*
Снег сверкал и искрился под лучами зимнего солнца. Морозный воздух покалывал ноздри, и даже в полдень руки прилипали к железным ручкам дверей.
В такие дни Караколювец любил побыть один. Зимой забот было меньше, да и постарел уже и не совался все время сделать то или другое. Петкан накормил скотину, и дед Габю, зная, что сегодня отдохнет, с облегчением растянулся на кровати. Взгляд его блуждал по старым балкам, источенным шашелем, а в голове лениво кружились мысли. «Что ни случись на земле, человек есть человек. Молод, силен, хорохорится, то сделаю, это изменю; под конец сдаст, как и все, и начинает думать, добро или зло сотворили руки его и душа его. Рано или поздно обрывается нитка. Хорошо, что хоть в этом для всех одинаково.
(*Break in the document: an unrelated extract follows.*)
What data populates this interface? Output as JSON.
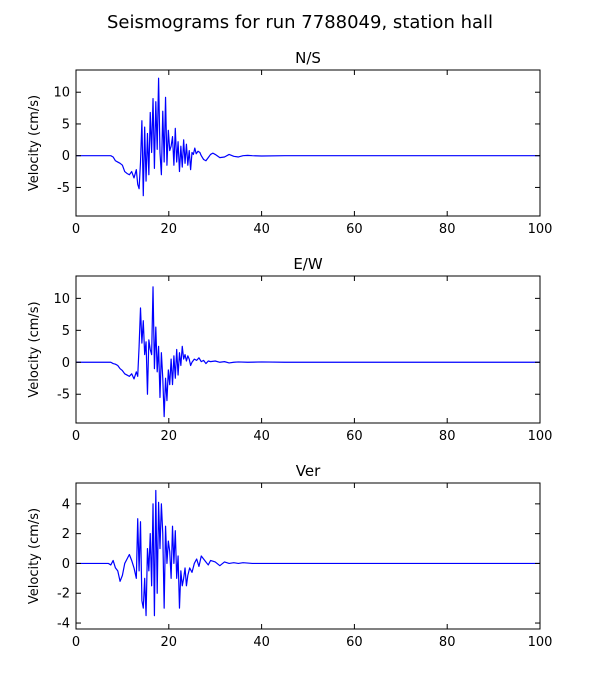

А то богатые откупились бы и уже ничего бы не боялись. И куда, куда хуже была бы жизнь. Знай человек, что не умрет, яд змеиный был бы слабее слюны его».
Петкан прикрутил фитиль керосиновой лампы.
— Листву завтра будем возить?
— Не дадите человеку думу додумать. — Караколювец поднял сивую, как кудель, голову. — Пойду сани искать.
Он вышел на улицу. Дома, притихшие в синеватом морозе, молчали. На площади сверкали окнами общинный дом и корчма. В общинное правление Караколювец заходил, только когда платил налоги. Опустив голову, словно подсчитывая что-то на ходу, он направился к корчме. Войдя, спиной прихлопнул дверь и быстро обвел взглядом столы. К нему подошли его кум Кыню Христов и Христо Семов. Оба были пьяны.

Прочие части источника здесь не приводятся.